In a joint statement, Rear Adm. Jay Cohen, Chief of Naval Research, and Anthony J. Tether, Director of DARPA said: "The dual combustion ramjet engine concept is the enabling technology for a future high-speed strike weapon. A hypersonic strike weapon has the potential to transform our nation's armed forces to meet future warfighting needs. HyFly is a leading element of DoD's National Aerospace Initiative to demonstrate advanced hypersonic technologies."

Developmental flight tests of the HyFly demonstrator vehicle start early in FY 2004 with demonstration of a surrogate submunition deployment planned for March 2004. The programme plans to progress to powered flights at Mach 4 in November 2004, with Mach 6 flights starting a year later.

General Dynamics Canada Upgrade CP-140 Avionics
General Dynamics' Canadian subsidiary, General Dynamics Canada, has been awarded a contract valued at $128 million ($198 million Canadian) by the Canadian Department of National Defense. General Dynamics Canada will supply and integrate a new data management system for the CP-140 Aurora, Canada's long-range maritime patrol aircraft, as part of the ongoing Aurora Incremental Modernisation Project (AIMP).

Under the contract, General Dynamics Canada will supply a new mission computer, integrate upgraded sensors, and provide ground facilities and logistics support. The General Dynamics-designed data management system will provide the enhanced capability and flexibility required to allow the CP-140 Aurora to fulfill its surface and undersea surveillance roles. Work will be completed in Ottawa and Halifax.
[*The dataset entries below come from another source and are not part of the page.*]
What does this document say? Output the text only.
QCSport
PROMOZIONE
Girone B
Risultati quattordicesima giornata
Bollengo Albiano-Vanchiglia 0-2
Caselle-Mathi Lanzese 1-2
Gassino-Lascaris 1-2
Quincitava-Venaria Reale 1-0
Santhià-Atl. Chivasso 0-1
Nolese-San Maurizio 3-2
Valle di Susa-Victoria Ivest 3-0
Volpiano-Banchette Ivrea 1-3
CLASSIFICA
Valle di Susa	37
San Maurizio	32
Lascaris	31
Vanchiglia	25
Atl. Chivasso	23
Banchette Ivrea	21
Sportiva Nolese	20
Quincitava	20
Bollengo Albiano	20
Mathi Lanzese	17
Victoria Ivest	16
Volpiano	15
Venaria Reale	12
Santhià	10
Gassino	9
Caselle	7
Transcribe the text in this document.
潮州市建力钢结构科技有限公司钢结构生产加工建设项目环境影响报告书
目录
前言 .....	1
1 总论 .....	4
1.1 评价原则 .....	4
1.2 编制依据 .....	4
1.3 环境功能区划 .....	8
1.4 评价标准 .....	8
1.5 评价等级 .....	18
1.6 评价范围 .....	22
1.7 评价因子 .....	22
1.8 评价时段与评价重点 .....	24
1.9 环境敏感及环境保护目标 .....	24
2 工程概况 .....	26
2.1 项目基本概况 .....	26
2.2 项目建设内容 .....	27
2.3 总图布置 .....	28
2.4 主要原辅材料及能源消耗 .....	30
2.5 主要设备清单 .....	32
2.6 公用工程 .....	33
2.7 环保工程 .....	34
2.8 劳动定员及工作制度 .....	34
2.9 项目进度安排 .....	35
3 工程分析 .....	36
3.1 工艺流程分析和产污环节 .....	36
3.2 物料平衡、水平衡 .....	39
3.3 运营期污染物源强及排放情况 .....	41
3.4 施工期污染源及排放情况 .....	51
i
F-22 Passes 2,000 Flight Test Hours
Having passed the 2,000-hour mark, the F-22 flight test programme is pushing ahead toward the start of operational testing. The 2,000th flight hour came with two Raptors in the sky and two more in preparation for flight tests later that day. Raptor 4006 was airborne on an avionics electronic warfare mission with Col. Chris Seat, F-22 Combined Test Force director, at the controls, while Boeing F-22 test pilot Randy Neville was in the air with Raptor 4003 flying an envelope expansion mission.

According to Seat, the 2,000 hours have provided data necessary for the continued development and evaluation of the Raptor's performance, manoeuvrability, stealth technology and integrated avionics. These capabilities will ultimately provide the Air Force Operational Test and Evaluation Centre, or AFOTEC, with a weapon system that is ready to meet the operational requirement challenges of Dedicated Initial Operational Test and Evaluation, slated to begin in 2003.

The 2,000-hours of safe flight test are a significant achievement for the Combined Test Force and F-22 program, said Seat. "These hours are a real indicator of just how well the Raptor is performing and maturing as a weapon system and are a direct result of the hard work, dedication, discipline, and professionalism of the integrated government-contractor, development-operational test team," Seat added.

"On a daily basis we are out doing heavy maneuvering at the extremes of the F-22 airspeed envelope, from supersonic to very low airspeeds", Neville said. "Envelope expansion testing, combined with avionics testing, is providing critical data on all of the major technological features of the Raptor."

With the 2000-hour mark behind it, the test force is poised to successfully complete the F-22 development flight test program, said Seat. The director added that AFOTEC is a growing member of the test team and is also readying for initial operational tests.

"Ultimately, the F-22 programme is on track to provide Air Combat Command a fully developed weapon system with initial operational capability in December 2005," said Seat.